Back Issue (Wildlife)
No. 2 Issue 2/2009
 Brain Freeze
Stranger Than Fiction
Where do you think Hollywood and Sci-Fi movies get their inspiration?
All these animals are found in Asia!

WORLD’S LONGEST ANIMAL
Lion’s Mane Jellyfish

The largest jellyfish – the lion’s mane jellyfish – ever caught measured over 35 metres. That’s as long as eight Ferrari F50s put back to front. Or if you laid out three of these jellyfish from head to tentacle in a row, they will cover the length of a soccer field!

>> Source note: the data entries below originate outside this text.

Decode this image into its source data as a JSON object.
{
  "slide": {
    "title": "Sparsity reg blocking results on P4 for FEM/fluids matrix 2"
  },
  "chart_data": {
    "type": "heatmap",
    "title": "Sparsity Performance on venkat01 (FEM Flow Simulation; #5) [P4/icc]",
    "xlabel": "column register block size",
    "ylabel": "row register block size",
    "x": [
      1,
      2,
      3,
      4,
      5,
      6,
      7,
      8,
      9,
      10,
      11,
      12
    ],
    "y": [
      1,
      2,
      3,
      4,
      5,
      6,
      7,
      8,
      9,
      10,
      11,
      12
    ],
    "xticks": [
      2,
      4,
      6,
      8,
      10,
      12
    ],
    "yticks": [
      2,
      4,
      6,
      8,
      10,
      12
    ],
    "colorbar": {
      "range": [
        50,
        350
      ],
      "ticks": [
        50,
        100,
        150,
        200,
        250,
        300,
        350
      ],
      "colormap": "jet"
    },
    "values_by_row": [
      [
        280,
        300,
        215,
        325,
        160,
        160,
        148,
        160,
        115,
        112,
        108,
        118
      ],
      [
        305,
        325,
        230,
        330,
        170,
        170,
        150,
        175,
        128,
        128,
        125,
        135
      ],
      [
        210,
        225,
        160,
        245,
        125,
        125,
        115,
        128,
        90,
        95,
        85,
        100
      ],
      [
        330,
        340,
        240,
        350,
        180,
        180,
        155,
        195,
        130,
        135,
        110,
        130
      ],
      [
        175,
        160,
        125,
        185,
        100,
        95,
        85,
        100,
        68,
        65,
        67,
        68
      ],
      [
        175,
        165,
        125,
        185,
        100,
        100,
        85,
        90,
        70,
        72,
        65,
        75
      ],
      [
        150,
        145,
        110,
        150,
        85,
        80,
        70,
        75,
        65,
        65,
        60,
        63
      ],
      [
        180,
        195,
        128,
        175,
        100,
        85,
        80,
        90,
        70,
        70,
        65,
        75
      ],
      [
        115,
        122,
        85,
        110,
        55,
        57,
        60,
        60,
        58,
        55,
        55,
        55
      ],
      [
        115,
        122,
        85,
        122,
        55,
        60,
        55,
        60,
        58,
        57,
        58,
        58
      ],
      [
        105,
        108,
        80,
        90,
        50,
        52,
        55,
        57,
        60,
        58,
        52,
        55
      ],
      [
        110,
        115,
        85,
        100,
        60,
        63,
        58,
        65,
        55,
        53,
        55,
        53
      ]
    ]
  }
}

Jellyfish, in general, use its tentacles to capture fish, plankton and other jellyfish, stinging them with tiny sharp needles filled with poison called nematocysts. These stinging cells can also hurt us, so it is a good idea to stay away from them. It is difficult to spot them in the water, however, and many look like floating plastic bags. The most dangerous are the Box jellyfish (also known as the sea wasp) and the Irukandji. They have no brains or sensory organs, and swim around by contracting and expanding their bodies and relying on the currents to push them along.


WORLD’S UGLIEST FROWN
Frogfish
As long as a water bottle and as large as a dinner plate, the Frogfish is a type of anglerfish that can be found in most tropical and sub-tropical oceans and seas. They look as though they’re having a bad day everyday – with a frown like that – but their mouths are shaped that way to make sure they can open it as wide as possible to swallow their food whole.

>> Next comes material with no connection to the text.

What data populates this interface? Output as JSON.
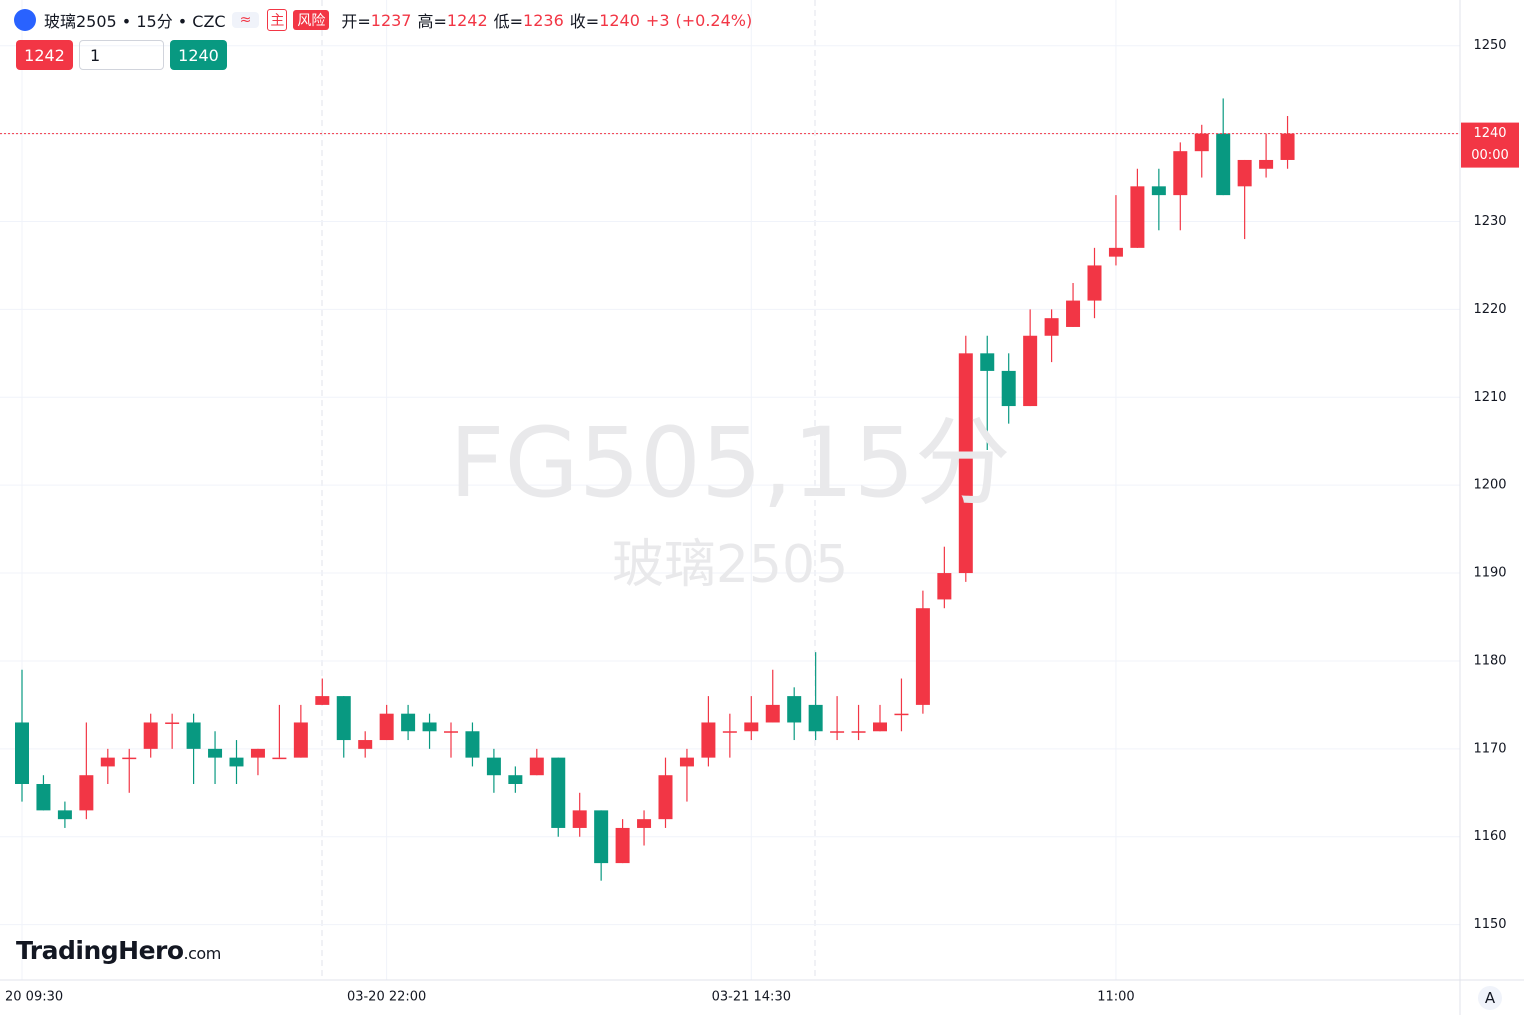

They stay very still, blending in with the corals to “fish” for their food. And they are lightning quick – the fish disappear into their mouths in a flash. The best way to watch them feeding is to watch videos filmed by scuba divers.

You hardly see them swimming as well. They “walk” on their pectoral fins or jet about by pushing air out of opercular openings found behind the pectoral fins. It’s like having jet boosters coming out of your armpits!